The very last moments before its petals begin to drop are when a rose is at its most beautiful. This was the idea at the core of Sarah Burton’s latest Alexander McQueen collection, staged at the Conciergerie in Paris, the vaulted dungeon where Marie Antoinette was held before being taken to the guillotine.
“I started by looking at women and the female form and the rose, and the idea that something can be so beautiful as it is on the verge of decay,” said Burton after Tuesday’s show.
The collection began with models belted firmly into textured coats worn over dresses and boots, each outfit coloured head-to-toe in the exact same shade of blush pink or blood red, garments layered like petals.
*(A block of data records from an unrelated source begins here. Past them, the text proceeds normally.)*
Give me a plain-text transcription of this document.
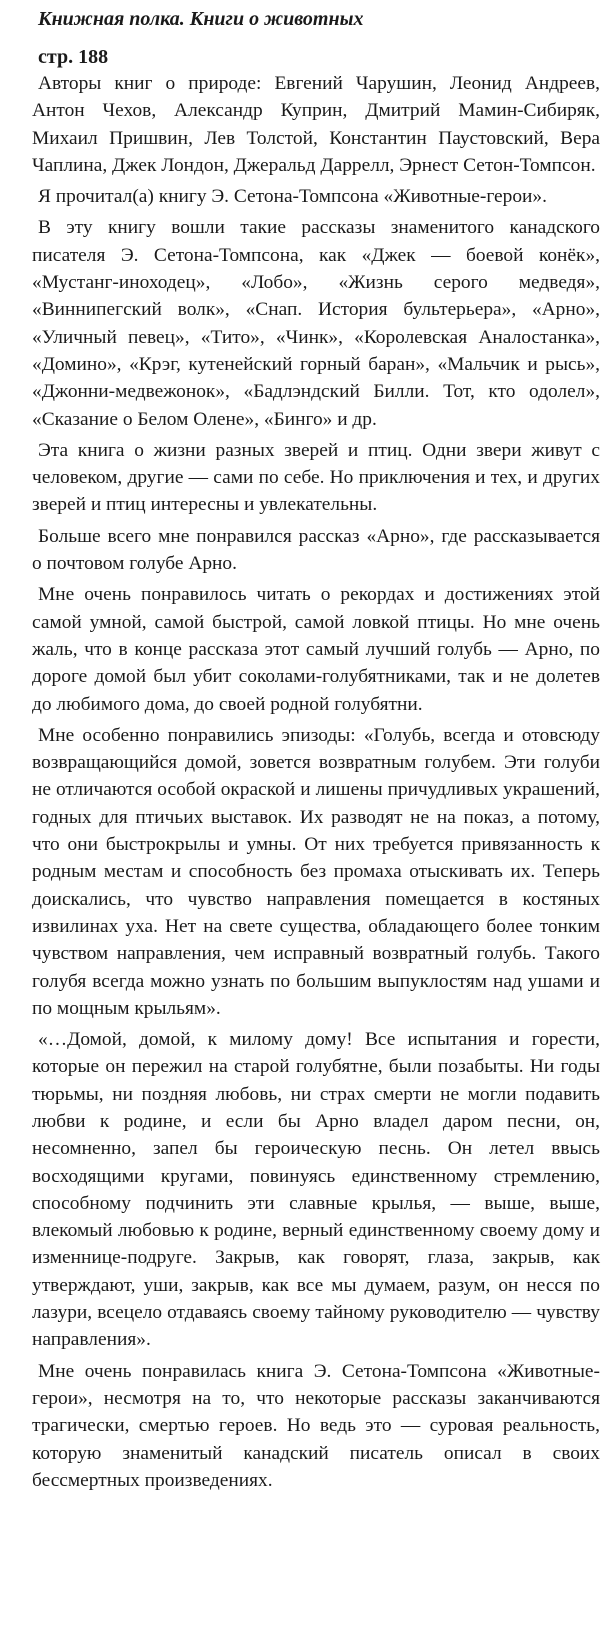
Книжная полка. Книги о животных
стр. 188

Авторы книг о природе: Евгений Чарушин, Леонид Андреев, Антон Чехов, Александр Куприн, Дмитрий Мамин-Сибиряк, Михаил Пришвин, Лев Толстой, Константин Паустовский, Вера Чаплина, Джек Лондон, Джеральд Даррелл, Эрнест Сетон-Томпсон.

Я прочитал(а) книгу Э. Сетона-Томпсона «Животные-герои».

В эту книгу вошли такие рассказы знаменитого канадского писателя Э. Сетона-Томпсона, как «Джек — боевой конёк», «Мустанг-иноходец», «Лобо», «Жизнь серого медведя», «Виннипегский волк», «Снап. История бультерьера», «Арно», «Уличный певец», «Тито», «Чинк», «Королевская Аналостанка», «Домино», «Крэг, кутенейский горный баран», «Мальчик и рысь», «Джонни-медвежонок», «Бадлэндский Билли. Тот, кто одолел», «Сказание о Белом Олене», «Бинго» и др.

Эта книга о жизни разных зверей и птиц. Одни звери живут с человеком, другие — сами по себе. Но приключения и тех, и других зверей и птиц интересны и увлекательны.

Больше всего мне понравился рассказ «Арно», где рассказывается о почтовом голубе Арно.

Мне очень понравилось читать о рекордах и достижениях этой самой умной, самой быстрой, самой ловкой птицы. Но мне очень жаль, что в конце рассказа этот самый лучший голубь — Арно, по дороге домой был убит соколами-голубятниками, так и не долетев до любимого дома, до своей родной голубятни.

Мне особенно понравились эпизоды: «Голубь, всегда и отовсюду возвращающийся домой, зовется возвратным голубем. Эти голуби не отличаются особой окраской и лишены причудливых украшений, годных для птичьих выставок. Их разводят не на показ, а потому, что они быстрокрылы и умны. От них требуется привязанность к родным местам и способность без промаха отыскивать их. Теперь доискались, что чувство направления помещается в костяных извилинах уха. Нет на свете существа, обладающего более тонким чувством направления, чем исправный возвратный голубь. Такого голубя всегда можно узнать по большим выпуклостям над ушами и по мощным крыльям».

«…Домой, домой, к милому дому! Все испытания и горести, которые он пережил на старой голубятне, были позабыты. Ни годы тюрьмы, ни поздняя любовь, ни страх смерти не могли подавить любви к родине, и если бы Арно владел даром песни, он, несомненно, запел бы героическую песнь. Он летел ввысь восходящими кругами, повинуясь единственному стремлению, способному подчинить эти славные крылья, — выше, выше, влекомый любовью к родине, верный единственному своему дому и изменнице-подруге. Закрыв, как говорят, глаза, закрыв, как утверждают, уши, закрыв, как все мы думаем, разум, он несся по лазури, всецело отдаваясь своему тайному руководителю — чувству направления».

Мне очень понравилась книга Э. Сетона-Томпсона «Животные-герои», несмотря на то, что некоторые рассказы заканчиваются трагически, смертью героев. Но ведь это — суровая реальность, которую знаменитый канадский писатель описал в своих бессмертных произведениях.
“And then she peels away, the way a rose peels away,” as Burton put it, so that the next wave of models wore leather dresses, with knife-sharp pleated skirts and heavily boned, but skimpily cut, bodices. From there, the petals became three-dimensional, outsize organza rosettes quivering on cocktail dresses.
This is a delicate moment for Sarah Burton to navigate. The brand’s big show taking place this week is not this one, but Savage Beauty, the VA’s Alexander McQueen retrospective, which opens in three days’ time.
Her task at this moment is to balance respect for the retrospective with a firm hand on the tiller guiding the label into the future. The beauty of a fading flower was a fittingly melancholic nod to love and loss, but Burton made it not just about any flower but about the rose, symbol of femininity. It brought the story full circle: not just about her predecessor but about herself and about the more feminine mood she has ushered in as the queen of McQueen.
Thirteen years ago, Alexander McQueen staged a show in this venue. Then, the milkmaid necklines, oversized hoods and powdered beauties holding wolves on chains brought to life the building’s French Revolution past.
Burton’s show was more Victorian than 18th century, and more British than French. Fuzzy Miss Havisham hair and nineteenth-century tailoring – both, as Burton described, “very of-the-house” – leant the feel of an eerie attic rather than a nightmarish dungeon. And the rose is of course the ultimate English flower – although the pleated leather skirts, with their confusing masculine/feminine dynamic, called to mind a kilt, which in turn calls Alexander McQueen’s Highland Rape-era Scottish references into play.
After the show, Burton was keen to show reporters a knitted dress with scissor-edged pleats. In the shadowy recesses of each pleat, the knit was delicately and deliberately laddered, giving a volume and sheerness to the fabric which enhanced its beauty even while destroying it.
At that moment, Burton was almost knocked to the ground by a waiter who in the backstage hustle dropped a tray of champagne glasses. “There is beauty in imperfection,” she laughed.